The theatre-nurse, who was four months senior to Colonna, explained that one appreciated Sir Bethel’s technique when one had more experience of theatre work, and engaged herself in conversation with an equal. Colonna turned to Vivian, who was sitting beside her.
“Why do you say things! Which would you prefer for anyone belonging to you, Beth or Scott-Hallard?”
“Scott-Hallard, of course,” Vivian surrendered wearily. “He’s a first-class operating machine. But I like Beth.” Sir Bethel was the oldest and gentlest of the honorary staff. She had seen the patients who returned to the wards shocked and collapsed after his long fiddling operations; but she had seen them on the wards, warmed and made hopeful by the old man’s loving courtesy, while Scot-Hallard would have run them over like an index file. She could not sharpen her wits, as everyone else did, on Little Beth.
“I think you foster lame dogs to get
confidence.” Colonna, when the time was not auspicious for courting, was always ready to break a lance on the object of desire. “It’s a subtle form of inferiority complex.”
“I expect it is.” said Vivian placidly. “I distrust power because I’m unfitted for it.” (She should have said efficiency, she supposed, but power came easier, thinking of Scot-Hallard’s broad head and great square hands.) “By the time I’m middle-aged no doubt I’ll have inflated my fears into a philosophy.”
“Or accepted power. That’s more likely if you go on in hospitals.”
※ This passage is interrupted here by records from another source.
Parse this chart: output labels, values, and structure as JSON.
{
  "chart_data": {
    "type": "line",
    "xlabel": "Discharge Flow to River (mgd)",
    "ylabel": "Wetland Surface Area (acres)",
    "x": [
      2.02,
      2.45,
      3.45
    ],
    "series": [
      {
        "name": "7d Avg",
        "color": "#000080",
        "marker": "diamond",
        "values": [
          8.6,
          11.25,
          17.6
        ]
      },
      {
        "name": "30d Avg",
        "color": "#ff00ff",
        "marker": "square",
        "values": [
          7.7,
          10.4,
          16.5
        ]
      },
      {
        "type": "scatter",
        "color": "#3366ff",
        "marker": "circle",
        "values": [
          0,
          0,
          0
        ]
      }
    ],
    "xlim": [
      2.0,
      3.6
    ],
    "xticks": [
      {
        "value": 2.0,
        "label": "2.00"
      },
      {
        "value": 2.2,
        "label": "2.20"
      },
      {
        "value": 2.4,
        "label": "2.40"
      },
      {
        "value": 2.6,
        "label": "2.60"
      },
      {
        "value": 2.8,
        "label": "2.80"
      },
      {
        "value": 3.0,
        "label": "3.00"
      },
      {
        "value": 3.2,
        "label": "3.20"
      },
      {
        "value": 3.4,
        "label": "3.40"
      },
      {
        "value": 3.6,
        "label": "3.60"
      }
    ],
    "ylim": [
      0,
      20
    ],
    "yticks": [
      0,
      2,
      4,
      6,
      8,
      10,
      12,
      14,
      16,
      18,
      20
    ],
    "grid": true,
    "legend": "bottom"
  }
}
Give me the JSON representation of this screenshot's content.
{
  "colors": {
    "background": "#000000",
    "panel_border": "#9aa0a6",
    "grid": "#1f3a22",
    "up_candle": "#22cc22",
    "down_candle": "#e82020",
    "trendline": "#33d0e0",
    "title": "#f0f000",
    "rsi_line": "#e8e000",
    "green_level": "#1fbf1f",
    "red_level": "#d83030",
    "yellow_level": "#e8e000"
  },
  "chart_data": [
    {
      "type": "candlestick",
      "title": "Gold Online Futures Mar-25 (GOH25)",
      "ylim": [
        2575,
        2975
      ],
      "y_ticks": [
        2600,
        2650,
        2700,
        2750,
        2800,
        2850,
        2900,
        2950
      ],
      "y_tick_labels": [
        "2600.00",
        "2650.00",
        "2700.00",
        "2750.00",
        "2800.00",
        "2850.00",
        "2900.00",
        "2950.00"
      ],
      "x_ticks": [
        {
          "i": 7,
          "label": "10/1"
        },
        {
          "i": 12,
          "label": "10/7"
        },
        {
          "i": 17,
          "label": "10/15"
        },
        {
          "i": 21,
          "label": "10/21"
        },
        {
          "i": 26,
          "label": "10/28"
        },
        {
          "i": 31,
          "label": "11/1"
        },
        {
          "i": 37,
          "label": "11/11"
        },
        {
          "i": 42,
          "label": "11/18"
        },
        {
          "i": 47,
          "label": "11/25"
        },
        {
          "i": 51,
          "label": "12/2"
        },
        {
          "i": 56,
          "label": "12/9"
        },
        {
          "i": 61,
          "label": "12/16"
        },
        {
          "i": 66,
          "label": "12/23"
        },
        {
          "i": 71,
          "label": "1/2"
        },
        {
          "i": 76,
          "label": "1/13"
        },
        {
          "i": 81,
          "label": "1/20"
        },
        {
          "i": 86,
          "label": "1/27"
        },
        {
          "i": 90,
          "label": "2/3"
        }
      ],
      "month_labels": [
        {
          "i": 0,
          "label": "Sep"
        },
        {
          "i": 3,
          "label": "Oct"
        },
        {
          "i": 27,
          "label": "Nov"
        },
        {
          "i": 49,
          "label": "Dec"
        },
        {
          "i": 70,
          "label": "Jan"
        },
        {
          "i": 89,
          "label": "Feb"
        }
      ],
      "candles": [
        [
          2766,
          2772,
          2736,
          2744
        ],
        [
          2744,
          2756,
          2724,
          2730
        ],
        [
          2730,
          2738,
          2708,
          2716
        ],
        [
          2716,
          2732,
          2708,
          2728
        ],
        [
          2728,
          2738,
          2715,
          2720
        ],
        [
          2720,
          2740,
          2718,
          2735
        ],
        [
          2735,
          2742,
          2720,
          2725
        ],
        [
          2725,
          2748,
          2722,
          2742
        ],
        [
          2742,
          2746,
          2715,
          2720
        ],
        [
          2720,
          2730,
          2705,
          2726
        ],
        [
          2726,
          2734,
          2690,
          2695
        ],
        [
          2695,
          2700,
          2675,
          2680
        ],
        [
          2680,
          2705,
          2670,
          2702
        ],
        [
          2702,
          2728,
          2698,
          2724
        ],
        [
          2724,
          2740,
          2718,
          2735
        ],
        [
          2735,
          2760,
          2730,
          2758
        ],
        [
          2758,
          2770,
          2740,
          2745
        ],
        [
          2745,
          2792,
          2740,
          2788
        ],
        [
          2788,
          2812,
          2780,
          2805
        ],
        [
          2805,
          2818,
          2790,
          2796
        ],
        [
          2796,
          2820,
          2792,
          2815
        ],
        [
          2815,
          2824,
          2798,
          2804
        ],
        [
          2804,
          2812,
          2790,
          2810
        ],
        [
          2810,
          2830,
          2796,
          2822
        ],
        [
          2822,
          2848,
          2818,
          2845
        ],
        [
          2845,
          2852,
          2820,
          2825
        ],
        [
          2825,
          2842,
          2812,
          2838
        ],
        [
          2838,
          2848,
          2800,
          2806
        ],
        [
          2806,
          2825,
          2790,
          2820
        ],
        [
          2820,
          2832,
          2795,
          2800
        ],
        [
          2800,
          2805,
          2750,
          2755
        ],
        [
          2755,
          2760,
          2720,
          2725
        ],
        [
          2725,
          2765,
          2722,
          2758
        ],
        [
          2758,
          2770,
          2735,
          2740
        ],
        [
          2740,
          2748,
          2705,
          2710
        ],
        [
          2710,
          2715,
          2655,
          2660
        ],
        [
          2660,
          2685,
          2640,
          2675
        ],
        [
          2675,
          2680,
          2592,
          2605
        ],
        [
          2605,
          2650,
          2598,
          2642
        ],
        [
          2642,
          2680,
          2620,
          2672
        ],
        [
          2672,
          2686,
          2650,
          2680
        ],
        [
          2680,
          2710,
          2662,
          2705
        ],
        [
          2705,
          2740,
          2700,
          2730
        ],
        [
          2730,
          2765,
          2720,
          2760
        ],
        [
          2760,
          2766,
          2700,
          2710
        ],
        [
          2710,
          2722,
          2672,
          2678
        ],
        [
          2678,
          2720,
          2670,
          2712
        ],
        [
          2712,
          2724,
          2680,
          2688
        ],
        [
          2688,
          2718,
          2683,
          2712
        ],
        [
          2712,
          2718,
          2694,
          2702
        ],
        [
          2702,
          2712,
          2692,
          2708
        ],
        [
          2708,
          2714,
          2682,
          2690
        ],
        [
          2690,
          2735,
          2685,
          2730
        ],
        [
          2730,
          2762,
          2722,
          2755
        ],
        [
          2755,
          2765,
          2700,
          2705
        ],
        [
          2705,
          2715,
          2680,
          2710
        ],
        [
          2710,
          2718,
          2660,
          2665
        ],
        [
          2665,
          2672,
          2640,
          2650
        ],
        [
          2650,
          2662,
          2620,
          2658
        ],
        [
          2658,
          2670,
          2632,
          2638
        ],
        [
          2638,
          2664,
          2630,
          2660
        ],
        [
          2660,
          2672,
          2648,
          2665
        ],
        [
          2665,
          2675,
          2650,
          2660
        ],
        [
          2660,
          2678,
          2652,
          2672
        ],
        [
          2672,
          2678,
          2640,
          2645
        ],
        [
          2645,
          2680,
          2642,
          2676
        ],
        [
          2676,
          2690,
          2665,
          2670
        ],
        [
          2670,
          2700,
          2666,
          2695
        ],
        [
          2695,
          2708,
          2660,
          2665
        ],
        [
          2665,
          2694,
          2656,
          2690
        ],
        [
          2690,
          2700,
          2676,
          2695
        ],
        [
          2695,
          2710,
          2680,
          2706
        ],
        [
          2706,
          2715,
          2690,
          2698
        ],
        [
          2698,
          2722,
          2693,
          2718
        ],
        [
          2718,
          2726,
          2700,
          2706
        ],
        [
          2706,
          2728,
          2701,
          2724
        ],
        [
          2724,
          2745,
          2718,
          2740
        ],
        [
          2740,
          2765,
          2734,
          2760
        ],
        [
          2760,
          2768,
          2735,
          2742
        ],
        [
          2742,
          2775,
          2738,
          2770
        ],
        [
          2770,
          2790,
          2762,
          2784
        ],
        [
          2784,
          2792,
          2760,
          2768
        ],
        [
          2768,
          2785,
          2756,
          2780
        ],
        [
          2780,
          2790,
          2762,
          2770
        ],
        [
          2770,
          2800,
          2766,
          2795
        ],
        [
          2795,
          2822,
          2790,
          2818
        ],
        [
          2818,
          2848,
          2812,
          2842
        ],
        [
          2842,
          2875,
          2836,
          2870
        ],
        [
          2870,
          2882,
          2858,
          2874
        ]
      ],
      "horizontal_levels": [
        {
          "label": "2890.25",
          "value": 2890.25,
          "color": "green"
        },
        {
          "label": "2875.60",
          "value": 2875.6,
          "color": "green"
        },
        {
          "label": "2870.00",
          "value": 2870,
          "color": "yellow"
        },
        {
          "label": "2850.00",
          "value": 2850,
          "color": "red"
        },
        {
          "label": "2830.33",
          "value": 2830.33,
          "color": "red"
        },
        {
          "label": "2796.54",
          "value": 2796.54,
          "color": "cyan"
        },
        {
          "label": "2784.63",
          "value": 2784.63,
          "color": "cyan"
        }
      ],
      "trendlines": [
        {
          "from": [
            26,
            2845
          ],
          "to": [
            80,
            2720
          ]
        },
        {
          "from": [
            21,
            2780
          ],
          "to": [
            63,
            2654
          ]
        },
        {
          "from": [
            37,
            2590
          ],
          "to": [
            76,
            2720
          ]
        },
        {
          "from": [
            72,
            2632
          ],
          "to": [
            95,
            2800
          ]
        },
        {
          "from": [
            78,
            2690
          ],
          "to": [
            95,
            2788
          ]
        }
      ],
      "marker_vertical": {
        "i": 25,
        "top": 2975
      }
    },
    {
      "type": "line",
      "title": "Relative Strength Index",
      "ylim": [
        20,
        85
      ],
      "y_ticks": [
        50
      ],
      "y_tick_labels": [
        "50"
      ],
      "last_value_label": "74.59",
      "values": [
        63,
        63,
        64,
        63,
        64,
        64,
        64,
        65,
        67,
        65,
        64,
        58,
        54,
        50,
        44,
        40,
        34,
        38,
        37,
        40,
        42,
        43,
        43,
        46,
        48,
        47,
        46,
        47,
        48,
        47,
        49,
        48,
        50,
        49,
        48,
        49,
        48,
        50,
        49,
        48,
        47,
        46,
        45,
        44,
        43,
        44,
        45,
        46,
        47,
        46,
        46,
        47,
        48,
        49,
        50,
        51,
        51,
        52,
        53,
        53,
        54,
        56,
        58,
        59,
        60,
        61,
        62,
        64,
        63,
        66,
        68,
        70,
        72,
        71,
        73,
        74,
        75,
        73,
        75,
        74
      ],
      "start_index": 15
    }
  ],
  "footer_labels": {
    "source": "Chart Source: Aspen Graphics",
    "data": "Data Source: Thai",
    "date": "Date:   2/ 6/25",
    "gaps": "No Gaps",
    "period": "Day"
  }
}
“I shan’t do that,” said Vivian with certainty.
The general conversation, she found, had branched off meanwhile into a new channel. “Ever so interesting to talk to,” the theatre-nurse was saying. “When I took up the things for biopsy we had quite a chat. More like a varsity boy, I thought, than the type you generally get in the Path. Lab. here.”
“Not much life about him, though.” Her friend took another bun.
“He may be a bit quiet. But that’s often the way with a boy that thinks and reads a lot.”
“He looks a pansy, I think.” Fat Collins patted a galvanised wave back into her cap.
“We all know what your type is, Collins.”
“Go on Frere, you think you know a lot.”
“Know, you’d be surprised what—”
Vivian out in the passage, dropped the swing door on the mounting crescendo.
“Are you overworking, or what?” Colonna overtook her. “You of all people. Collins can’t help being a nymphomaniac, it’s just a matter of hormones.”
“I’m due back on the ward.”
“No you’re not, for seven minutes. Don’t blackleg. Come to my room while I change. I’m on at five-thirty too.” Colonna had been off duty, and was in mufti. She wore, as she always did, man-tailored clothes of a cut that would have looked flamboyant on a man, but which she succeeded somehow in subduing to her personality. Her suit and suede brogues were pale grey, her shirt navy, and her tie bright scarlet. While she removed them with the speed acquired in hospital she contrived to make love to Vivian tacitly, expertly, and with finesse that made it the merest running commentary to the conversation. In the intervals that allowed of thought, Vivian decided that she enjoyed Colonna not altogether in spite of this, but because she eluded classification. Colonna, by all laws of literature, ought to have been plain, heavy, humourlessly passionate and misunderstood, pursuing in recurrent torments of jealousy the reluctant, the inexperienced and the young. She ought to have behaved like someone with a guilty secret. But Colonna, it appeared, accepted her own eccentricities much as she did the colour of her hair, though as a source of more amusement. She was, as Vivian knew quite well, vain, selfish, and without social conscience; a shameless and deliberate poseuse; dressed like Byron in the evenings and like a chorus boy during the day; and was, in fact, by the standards of almost any society impossible. But she enjoyed life, did what she set out to do gracefully and well, had a sense of humour, and, whatever other liberties she took, knew how to refrain from handling one’s personality. It was the last virtue which, today, made her company a pleasure which Vivian did not feel like refusing.